Patricia Clarkson stars as Juliette Grant, a Canadian journalist who travels to Cairo to visit her husband, Mark (Tom McCamus), a UN official working in Gaza. When she arrives, though, she finds that Mark has been delayed in Gaza, so he’s sent his good friend, Tareq (Alexander Siddig), to accompany her as she makes her way through the unfamiliar city.

As she waits for her husband, Juliette takes in the beauty of Cairo while adapting to its customs with help from her thoughtful and dependable companion. And while they explore the city together, they’re surprised to find themselves falling in love.

  
 
Actually, though, Cairo Time tells two love stories: the one between Juliette and Tareq and the one between the director and her film’s exquisite setting. Nadda clearly fell in love with Egypt—and her passion comes through in almost every frame. Throughout the film, she underscores the striking beauty of each exotic locale—from the Juliette’s hotel to the breathtaking White Desert to the majestic pyramids. Her characters take leisurely boat rides down the Nile, sip coffee in an outdoor café, and explore the bustling markets—accompanied by a soundtrack filled with Egyptian music. By the time the film comes to its end, you’re sure to share Nadda’s passion for this stunning location (and you’ll be quick to add Egypt to your list of places to visit).

As for the other love story, it isn’t the kind that you typically find in films—with two characters falling passionately into each other’s arms with wild abandon. Instead, both characters are intelligent and mature, and they fully understand their situation. He’s a Muslim man who lives in Egypt; she’s a happily married woman who lives thousands of miles away. Theirs isn’t a simple relationship—and it’s handled both tenderly and sincerely. In fact, very little happens, allowing the story to be told through subtle exchanges and brief glances. But the two actors have such easy-going chemistry that you’ll be pulled into their story, savoring each quietly touching moment.

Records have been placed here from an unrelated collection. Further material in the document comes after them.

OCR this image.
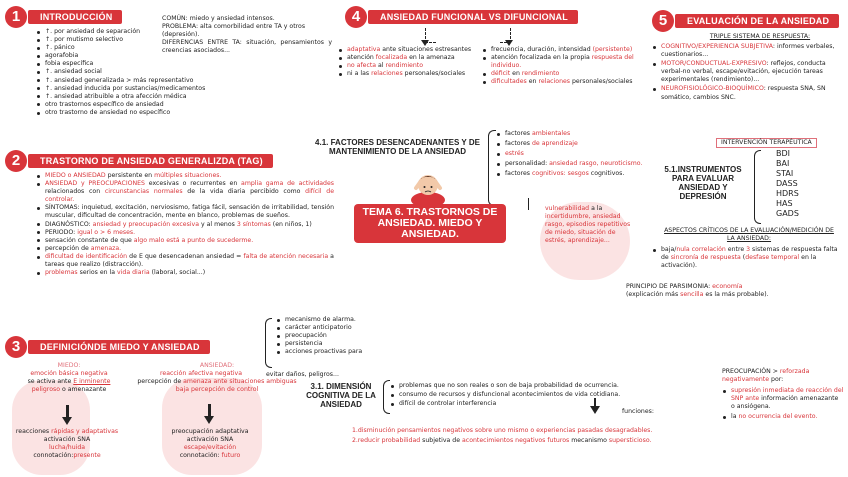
1	INTRODUCCIÓN
↑. por ansiedad de separación
↑. por mutismo selectivo
↑. pánico
agorafobia
fobia específica
↑. ansiedad social
↑. ansiedad generalizada > más representativo
↑. ansiedad inducida por sustancias/medicamentos
↑. ansiedad atribuible a otra afección médica
otro trastornos específico de ansiedad
otro trastorno de ansiedad no específico
COMÚN: miedo y ansiedad intensos.
PROBLEMA: alta comorbilidad entre TA y otros (depresión).
DIFERENCIAS ENTRE TA: situación, pensamientos y creencias asociados...
2	TRASTORNO DE ANSIEDAD GENERALIZDA (TAG)
MIEDO o ANSIEDAD persistente en múltiples situaciones.
ANSIEDAD y PREOCUPACIONES excesivas o recurrentes en amplia gama de actividades relacionados con circunstancias normales de la vida diaria percibido como difícil de controlar.
SÍNTOMAS: inquietud, excitación, nerviosismo, fatiga fácil, sensación de irritabilidad, tensión muscular, dificultad de concentración, mente en blanco, problemas de sueños.
DIAGNÓSTICO: ansiedad y preocupación excesiva y al menos 3 síntomas (en niños, 1)
PERIODO: igual o > 6 meses.
sensación constante de que algo malo está a punto de sucederme.
percepción de amenaza.
dificultad de identificación de E que desencadenan ansiedad = falta de atención necesaria a tareas que realizo (distracción).
problemas serios en la vida diaria (laboral, social...)
3	DEFINICIÓNDE MIEDO Y ANSIEDAD
MIEDO:
emoción básica negativa
se activa ante E inminente
peligroso o amenazante
reacciones rápidas y adaptativas
activación SNA
lucha/huida
connotación:presente
ANSIEDAD:
reacción afectiva negativa
percepción de amenaza ante situaciones ambiguas
baja percepción de control
evitar daños, peligros...
preocupación adaptativa
activación SNA
escape/evitación
connotación: futuro
mecanismo de alarma.
carácter anticipatorio
preocupación
persistencia
acciones proactivas para
4	ANSIEDAD FUNCIONAL VS DIFUNCIONAL
adaptativa ante situaciones estresantes
atención focalizada en la amenaza
no afecta al rendimiento
ni a las relaciones personales/sociales
frecuencia, duración, intensidad (persistente)
atención focalizada en la propia respuesta del individuo.
déficit en rendimiento
dificultades en relaciones personales/sociales
4.1. FACTORES DESENCADENANTES Y DE MANTENIMIENTO DE LA ANSIEDAD
factores ambientales
factores de aprendizaje
estrés
personalidad: ansiedad rasgo, neuroticismo.
factores cognitivos: sesgos cognitivos.
vulnerabilidad a la incertidumbre, ansiedad rasgo, episodios repetitivos de miedo, situación de estrés, aprendizaje...
TEMA 6. TRASTORNOS DE ANSIEDAD. MIEDO Y ANSIEDAD.
5	EVALUACIÓN DE LA ANSIEDAD
TRIPLE SISTEMA DE RESPUESTA:
COGNITIVO/EXPERIENCIA SUBJETIVA: informes verbales, cuestionarios...
MOTOR/CONDUCTUAL-EXPRESIVO: reflejos, conducta verbal-no verbal, escape/evitación, ejecución tareas experimentales (rendimiento)...
NEUROFISIOLÓGICO-BIOQUÍMICO: respuesta SNA, SN somático, cambios SNC.
INTERVENCIÓN TERAPÉUTICA
5.1.INSTRUMENTOS PARA EVALUAR ANSIEDAD Y DEPRESIÓN
BDI
BAI
STAI
DASS
HDRS
HAS
GADS
ASPECTOS CRÍTICOS DE LA EVALUACIÓN/MEDICIÓN DE LA ANSIEDAD:
baja/nula correlación entre 3 sistemas de respuesta falta de sincronía de respuesta (desfase temporal en la activación).
PRINCIPIO DE PARSIMONIA: economía (explicación más sencilla es la más probable).
3.1. DIMENSIÓN COGNITIVA DE LA ANSIEDAD
problemas que no son reales o son de baja probabilidad de ocurrencia.
consumo de recursos y disfuncional acontecimientos de vida cotidiana.
difícil de controlar interferencia
funciones:
1.disminución pensamientos negativos sobre uno mismo o experiencias pasadas desagradables.
2.reducir probabilidad subjetiva de acontecimientos negativos futuros mecanismo supersticioso.
PREOCUPACIÓN > reforzada negativamente por:
supresión inmediata de reacción del SNP ante información amenazante o ansiógena.
la no ocurrencia del evento.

For those who enjoy the typical fiery romances, though, Cairo Time may seem painfully slow. After all, this isn’t a Hollywood romance; it’s more genuine and realistic. But if you give it a chance, you may just find yourself moved by its honesty and maturity.

Cairo Time is beautifully understated love story, a fascinating cultural experience, and a stunning travelogue. It’s also one of the most enchanting romances you’ll see this year.